Il a accusé l’armée et les forces régionales d’Amhara d’avoir détruit jeudi l’un des trois ponts sur la rivière Tekeze. Il a déclaré que les forces avaient également endommagé les deux autres ponts, qualifiant la destruction d’« effort délibéré » pour s’assurer que l’aide n’atteigne pas les habitants du Tigré.
Les commentaires de Demeke niant que le gouvernement bloquait l’aide « contredisent totalement la réalité sur le terrain », a déclaré Getachew, alléguant que le gouvernement avait systématiquement détruit les infrastructures, y compris les outils agricoles nécessaires à la saison des plantations.
Le PAM a également sonné l’alarme sur la destruction jeudi d’un pont sur la Tekeze, affirmant que même avant cela, l’agence disposait de nourriture destinée aux personnes en situation de famine qui était bloquée.

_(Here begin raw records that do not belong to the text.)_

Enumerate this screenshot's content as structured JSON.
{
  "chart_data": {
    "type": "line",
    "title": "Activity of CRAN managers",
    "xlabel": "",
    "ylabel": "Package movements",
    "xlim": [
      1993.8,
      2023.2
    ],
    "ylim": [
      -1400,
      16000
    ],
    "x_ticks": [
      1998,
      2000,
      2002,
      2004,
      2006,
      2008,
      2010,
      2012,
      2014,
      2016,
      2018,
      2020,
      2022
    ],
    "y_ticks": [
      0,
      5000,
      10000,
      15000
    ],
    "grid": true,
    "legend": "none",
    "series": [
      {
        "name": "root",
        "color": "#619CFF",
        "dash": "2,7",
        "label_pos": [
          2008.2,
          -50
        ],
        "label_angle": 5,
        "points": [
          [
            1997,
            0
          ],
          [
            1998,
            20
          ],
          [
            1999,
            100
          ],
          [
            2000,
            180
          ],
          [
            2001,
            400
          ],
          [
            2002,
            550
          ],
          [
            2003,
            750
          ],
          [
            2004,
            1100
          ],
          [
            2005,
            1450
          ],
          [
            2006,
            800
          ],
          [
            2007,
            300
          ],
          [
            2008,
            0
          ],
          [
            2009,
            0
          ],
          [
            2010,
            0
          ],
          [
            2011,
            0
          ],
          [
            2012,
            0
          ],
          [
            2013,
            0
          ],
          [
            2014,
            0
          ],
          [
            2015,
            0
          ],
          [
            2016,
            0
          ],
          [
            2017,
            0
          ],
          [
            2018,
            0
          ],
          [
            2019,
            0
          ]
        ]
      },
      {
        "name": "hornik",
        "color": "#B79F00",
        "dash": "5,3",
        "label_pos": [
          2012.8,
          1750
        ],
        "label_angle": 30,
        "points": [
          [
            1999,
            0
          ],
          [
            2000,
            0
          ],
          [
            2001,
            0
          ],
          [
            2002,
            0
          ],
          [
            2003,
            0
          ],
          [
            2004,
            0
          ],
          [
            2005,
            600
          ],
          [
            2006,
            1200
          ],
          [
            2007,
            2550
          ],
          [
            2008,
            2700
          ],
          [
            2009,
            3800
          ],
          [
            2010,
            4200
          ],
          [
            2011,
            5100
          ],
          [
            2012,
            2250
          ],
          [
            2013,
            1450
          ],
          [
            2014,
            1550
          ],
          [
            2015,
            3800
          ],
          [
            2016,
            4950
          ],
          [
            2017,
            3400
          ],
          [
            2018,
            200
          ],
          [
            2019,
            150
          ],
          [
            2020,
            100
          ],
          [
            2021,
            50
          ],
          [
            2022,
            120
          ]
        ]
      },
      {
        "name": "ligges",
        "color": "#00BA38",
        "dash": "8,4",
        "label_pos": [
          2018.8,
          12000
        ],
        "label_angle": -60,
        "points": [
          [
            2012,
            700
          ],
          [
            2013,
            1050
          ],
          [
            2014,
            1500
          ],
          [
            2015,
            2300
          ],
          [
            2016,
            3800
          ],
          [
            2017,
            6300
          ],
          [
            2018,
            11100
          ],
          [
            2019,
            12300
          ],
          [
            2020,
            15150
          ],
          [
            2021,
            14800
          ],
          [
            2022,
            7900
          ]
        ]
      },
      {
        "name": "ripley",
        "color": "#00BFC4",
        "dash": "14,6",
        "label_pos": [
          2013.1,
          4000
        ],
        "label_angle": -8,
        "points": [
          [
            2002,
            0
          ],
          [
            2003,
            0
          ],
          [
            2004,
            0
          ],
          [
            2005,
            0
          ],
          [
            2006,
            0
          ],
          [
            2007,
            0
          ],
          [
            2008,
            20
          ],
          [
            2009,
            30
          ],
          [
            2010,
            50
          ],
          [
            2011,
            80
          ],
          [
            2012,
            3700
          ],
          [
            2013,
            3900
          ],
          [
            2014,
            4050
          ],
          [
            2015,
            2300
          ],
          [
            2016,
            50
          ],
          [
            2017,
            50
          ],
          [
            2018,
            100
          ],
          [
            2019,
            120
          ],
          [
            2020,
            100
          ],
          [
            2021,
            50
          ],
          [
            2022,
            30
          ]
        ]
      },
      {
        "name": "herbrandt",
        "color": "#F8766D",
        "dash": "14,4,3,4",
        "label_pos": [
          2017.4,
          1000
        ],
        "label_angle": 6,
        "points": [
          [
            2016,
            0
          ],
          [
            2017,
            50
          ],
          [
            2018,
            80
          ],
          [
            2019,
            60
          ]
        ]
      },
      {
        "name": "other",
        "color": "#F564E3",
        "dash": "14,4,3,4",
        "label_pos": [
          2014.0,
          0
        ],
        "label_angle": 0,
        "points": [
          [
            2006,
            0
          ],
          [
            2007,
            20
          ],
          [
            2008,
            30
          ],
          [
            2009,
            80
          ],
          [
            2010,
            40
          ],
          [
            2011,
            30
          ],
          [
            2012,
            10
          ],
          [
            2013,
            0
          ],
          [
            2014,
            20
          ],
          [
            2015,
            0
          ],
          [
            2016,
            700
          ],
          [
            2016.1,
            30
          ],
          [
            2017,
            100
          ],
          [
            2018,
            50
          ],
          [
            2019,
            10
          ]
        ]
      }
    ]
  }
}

Une fois le pont terminé, un responsable du PAM a déclaré vendredi aux journalistes à Genève : « Nous avons actuellement une route possible vers le Tigré qui est beaucoup plus longue et prendra beaucoup plus de temps pour atteindre les zones durement touchées du Tigré ».
Le PAM a repris ses livraisons dans le Tigré, mais fait face à des problèmes d’accès persistants et est « très en retard » dans l’approvisionnement des personnes menacées de famine, a déclaré son coordinateur d’urgence, Tommy Thompson.
S’exprimant par téléphone satellite depuis Mekelle, il a déclaré que les combats se poursuivaient dans certaines « zones chaudes » et que ses 35 membres du personnel avaient été « piégés » pendant les hostilités.
« Le PAM n’a suspendu ses opérations que pendant environ 48 heures et nous avons commencé à opérer dans le nord-ouest assez rapidement par la suite, parvenant à atteindre probablement d’ici la fin de ce week-end probablement environ 40 000 personnes », a-t-il déclaré lors d’un briefing à Genève.
Mais Thompson a déclaré qu’il était « prudemment optimiste » qu’un pont aérien pourrait être mis en place dans les prochains jours pour accélérer la livraison de l’aide.
Le responsable gouvernemental Redwan Hussein a déclaré aux journalistes que l’espace aérien serait ouvert « au cas où des avions de l’ONU auraient besoin de transporter de l’aide ».
Mais il a ajouté qu’une fois les avions atterris au Tigré : « Pour tout ce qui se passe au sol, le gouvernement n’assumera aucune responsabilité car cette chance est désormais fermée ».